ORCHIDEE-PEAT (revision 4596), a model for northern peatland CO<sub>2</sub>, water and energy fluxes on daily to annual scales

Abstract. Peatlands store substantial amount of carbon, are vulnerable to climate change. To predict the fate of carbon stored in peatlands, the complex interactions between water, peat and vegetations need more attention. This study describes a modified version of the ORCHIDEE land surface model for simulating the hydrology, surface energy and CO2 fluxes of peatlands on daily to annual time scales.
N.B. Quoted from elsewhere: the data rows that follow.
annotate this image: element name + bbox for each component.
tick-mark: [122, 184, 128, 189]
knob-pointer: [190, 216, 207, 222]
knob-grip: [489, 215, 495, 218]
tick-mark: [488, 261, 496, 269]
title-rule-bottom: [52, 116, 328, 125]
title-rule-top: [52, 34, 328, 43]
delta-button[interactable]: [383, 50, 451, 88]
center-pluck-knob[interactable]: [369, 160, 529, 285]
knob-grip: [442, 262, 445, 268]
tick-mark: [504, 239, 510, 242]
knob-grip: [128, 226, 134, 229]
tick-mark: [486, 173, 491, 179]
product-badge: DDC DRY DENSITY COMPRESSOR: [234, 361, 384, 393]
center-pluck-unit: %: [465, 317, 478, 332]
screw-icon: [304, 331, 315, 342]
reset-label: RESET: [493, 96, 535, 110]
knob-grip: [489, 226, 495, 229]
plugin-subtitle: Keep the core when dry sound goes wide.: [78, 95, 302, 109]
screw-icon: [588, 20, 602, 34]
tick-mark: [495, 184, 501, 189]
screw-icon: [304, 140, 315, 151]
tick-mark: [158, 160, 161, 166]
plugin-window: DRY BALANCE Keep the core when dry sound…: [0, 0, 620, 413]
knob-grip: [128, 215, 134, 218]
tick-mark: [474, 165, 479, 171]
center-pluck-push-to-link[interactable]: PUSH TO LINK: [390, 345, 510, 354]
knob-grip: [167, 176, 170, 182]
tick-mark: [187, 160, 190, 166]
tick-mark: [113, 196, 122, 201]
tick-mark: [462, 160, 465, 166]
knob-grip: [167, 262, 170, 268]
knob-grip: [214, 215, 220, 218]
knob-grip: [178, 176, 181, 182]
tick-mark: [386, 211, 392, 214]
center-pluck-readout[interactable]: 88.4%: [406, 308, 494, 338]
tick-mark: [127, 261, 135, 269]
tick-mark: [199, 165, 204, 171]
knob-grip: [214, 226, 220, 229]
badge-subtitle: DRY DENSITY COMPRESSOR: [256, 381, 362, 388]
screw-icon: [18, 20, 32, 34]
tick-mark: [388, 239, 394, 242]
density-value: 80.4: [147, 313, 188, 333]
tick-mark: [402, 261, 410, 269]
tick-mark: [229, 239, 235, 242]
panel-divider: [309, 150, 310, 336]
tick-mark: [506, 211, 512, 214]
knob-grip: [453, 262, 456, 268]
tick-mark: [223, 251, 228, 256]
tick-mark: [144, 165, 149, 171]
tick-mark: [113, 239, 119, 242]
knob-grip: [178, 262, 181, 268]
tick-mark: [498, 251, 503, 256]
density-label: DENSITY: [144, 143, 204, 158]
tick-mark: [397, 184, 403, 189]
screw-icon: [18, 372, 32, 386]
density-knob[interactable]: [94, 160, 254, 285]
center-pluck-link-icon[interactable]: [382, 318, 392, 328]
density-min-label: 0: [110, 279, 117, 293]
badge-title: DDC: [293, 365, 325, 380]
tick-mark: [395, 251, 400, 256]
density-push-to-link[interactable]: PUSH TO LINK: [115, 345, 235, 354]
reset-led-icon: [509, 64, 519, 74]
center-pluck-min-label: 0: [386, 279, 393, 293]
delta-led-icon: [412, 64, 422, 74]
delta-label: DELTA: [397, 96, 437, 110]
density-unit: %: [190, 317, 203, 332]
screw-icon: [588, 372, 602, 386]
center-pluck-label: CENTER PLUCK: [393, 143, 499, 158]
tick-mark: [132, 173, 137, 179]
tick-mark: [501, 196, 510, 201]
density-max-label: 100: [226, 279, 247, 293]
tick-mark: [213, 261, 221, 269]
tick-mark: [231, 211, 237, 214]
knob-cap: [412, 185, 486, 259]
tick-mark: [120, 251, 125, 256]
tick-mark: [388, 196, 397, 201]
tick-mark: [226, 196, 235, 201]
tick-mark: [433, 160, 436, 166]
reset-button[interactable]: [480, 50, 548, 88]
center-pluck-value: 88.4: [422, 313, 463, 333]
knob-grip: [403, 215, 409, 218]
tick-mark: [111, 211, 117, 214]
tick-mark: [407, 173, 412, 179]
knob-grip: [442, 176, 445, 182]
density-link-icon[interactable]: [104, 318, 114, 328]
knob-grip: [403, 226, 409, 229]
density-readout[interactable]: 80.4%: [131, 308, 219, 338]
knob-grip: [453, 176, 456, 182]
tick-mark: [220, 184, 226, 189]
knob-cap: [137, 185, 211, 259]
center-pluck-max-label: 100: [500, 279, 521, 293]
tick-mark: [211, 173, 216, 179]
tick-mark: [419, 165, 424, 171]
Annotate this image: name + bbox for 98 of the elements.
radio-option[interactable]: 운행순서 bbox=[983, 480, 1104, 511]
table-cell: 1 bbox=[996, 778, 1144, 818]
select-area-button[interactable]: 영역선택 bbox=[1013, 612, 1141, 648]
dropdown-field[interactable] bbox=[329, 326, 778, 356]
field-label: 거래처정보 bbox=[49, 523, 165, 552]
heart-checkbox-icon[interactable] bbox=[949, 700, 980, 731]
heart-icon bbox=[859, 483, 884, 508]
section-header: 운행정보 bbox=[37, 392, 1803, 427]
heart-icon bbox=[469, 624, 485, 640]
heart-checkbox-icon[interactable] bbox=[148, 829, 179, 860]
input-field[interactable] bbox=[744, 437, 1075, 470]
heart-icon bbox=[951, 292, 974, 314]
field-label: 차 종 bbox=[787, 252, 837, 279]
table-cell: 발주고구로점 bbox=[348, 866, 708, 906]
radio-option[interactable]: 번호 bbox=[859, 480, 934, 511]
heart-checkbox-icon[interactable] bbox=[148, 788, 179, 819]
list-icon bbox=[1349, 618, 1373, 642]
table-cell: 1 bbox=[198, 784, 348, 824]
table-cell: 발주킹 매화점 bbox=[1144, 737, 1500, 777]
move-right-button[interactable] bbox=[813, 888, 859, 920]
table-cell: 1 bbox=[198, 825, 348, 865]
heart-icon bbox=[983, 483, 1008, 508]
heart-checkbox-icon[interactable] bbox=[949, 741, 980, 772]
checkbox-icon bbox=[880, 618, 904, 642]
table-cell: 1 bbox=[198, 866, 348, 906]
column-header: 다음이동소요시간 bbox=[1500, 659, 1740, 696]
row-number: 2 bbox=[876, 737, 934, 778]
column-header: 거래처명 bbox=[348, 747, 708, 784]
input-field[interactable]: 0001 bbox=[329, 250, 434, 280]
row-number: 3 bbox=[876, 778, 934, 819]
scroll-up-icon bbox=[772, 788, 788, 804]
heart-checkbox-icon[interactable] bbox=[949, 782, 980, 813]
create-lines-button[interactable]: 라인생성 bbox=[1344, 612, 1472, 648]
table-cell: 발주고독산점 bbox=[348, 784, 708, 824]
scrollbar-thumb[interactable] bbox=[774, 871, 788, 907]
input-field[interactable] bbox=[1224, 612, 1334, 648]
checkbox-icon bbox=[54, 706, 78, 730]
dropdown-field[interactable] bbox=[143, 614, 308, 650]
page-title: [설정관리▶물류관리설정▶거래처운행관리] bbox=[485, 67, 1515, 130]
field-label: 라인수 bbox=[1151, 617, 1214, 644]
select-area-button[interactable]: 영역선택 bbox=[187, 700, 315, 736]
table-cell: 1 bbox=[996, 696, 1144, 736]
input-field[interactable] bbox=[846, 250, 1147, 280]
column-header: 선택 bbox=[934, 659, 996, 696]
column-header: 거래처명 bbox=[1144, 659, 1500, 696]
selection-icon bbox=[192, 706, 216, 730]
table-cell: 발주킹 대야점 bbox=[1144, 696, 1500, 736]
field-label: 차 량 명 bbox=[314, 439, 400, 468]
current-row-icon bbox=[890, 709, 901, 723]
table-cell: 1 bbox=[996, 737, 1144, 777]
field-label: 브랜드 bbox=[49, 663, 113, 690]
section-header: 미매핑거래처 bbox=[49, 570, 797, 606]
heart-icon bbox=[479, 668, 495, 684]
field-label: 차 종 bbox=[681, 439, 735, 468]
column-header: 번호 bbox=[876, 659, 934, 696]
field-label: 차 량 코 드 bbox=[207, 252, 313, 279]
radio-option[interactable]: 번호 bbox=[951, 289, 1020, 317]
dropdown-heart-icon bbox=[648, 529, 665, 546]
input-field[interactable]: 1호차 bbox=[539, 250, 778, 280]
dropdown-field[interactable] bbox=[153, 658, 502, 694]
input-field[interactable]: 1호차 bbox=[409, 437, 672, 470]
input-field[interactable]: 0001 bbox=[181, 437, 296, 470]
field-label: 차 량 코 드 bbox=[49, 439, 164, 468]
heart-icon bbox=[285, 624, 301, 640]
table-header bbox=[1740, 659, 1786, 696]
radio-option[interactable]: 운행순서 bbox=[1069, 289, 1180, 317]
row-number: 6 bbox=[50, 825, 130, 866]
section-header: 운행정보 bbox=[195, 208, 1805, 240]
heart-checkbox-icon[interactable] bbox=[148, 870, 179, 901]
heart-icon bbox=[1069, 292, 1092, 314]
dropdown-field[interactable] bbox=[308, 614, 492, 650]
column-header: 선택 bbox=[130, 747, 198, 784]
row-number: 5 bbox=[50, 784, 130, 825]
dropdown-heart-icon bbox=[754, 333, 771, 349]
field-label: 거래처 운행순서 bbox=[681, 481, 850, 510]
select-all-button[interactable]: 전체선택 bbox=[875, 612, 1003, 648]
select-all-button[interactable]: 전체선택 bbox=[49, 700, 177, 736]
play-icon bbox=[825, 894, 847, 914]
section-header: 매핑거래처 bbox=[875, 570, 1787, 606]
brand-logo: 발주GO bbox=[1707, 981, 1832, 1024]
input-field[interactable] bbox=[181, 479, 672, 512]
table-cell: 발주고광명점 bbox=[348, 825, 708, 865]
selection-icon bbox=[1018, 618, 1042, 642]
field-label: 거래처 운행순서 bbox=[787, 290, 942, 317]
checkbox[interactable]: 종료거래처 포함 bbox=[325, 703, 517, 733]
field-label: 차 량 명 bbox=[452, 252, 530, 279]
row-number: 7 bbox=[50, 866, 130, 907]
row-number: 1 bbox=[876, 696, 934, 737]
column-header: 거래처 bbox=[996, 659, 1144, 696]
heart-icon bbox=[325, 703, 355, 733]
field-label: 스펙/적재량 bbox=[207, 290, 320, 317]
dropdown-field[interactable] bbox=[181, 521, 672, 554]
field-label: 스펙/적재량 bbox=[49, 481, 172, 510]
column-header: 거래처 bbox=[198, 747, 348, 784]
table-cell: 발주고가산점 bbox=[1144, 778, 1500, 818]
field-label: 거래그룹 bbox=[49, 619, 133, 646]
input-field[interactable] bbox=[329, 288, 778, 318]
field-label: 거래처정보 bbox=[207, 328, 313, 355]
The model, referred to as ORCHIDEE-PEAT, includes a separate soil tile in each 0.5° grid-cell, defined from a global peatland map and identified with peat-specific soil hydraulic properties. Runoff from non-peat vegetation with a grid-cell containing a fraction of peat is routed to this peat soil tile, which maintains shallow water tables. The water table position separates oxic from anoxic decomposition. The model is evaluated against eddy-covariance (EC) observations from 30 northern peatland sites, with the maximum rate of carboxylation (Vcmax) being optimized at each site to match the peak of growing season gross primary productivity (GPP), derived from direct EC measurements. Regarding short-term variations from day to day, the model performance was good for the variations in GPP (r2 = 0.76, Nash-Sutcliff modeling efficiency, MEF = 0.76), with lesser accuracy for latent heat fluxes (LE, r2 = 0.42, MEF = 0.14) and Net ecosystem CO2 exchange (NEE, r2 = 0.38, MEF = 0.26). Seasonal variations in GPP, NEE and energy fluxes on monthly scales showed moderate to high r2 values ranging from 0.57 to 0.86. For spatial across-sites gradients of annual mean GPP, NEE and LE, r2 of 0.93, 0.27, and 0.71, respectively, were achieved. The water table variations are not well predicted (r2 < 0.1), likely due to the uncertain water input to the peat from surrounding areas. However, when using the observed water table in the carbon module to define the fraction of oxic and anoxic decomposition instead of the modeled water table, ORCHIDEE-PEAT shows a small improvement in reproducing NEE. Moreover, we found a significant relationship between optimized Vcmax and the latitude (temperature), which can better reflect the spatial gradients of annual NEE than using an average Vcmax value. In a future version of ORCHIDEE-PEAT, the influences of water table on photosynthesis and depth-dependent influences of soil temperature on respiration may be included.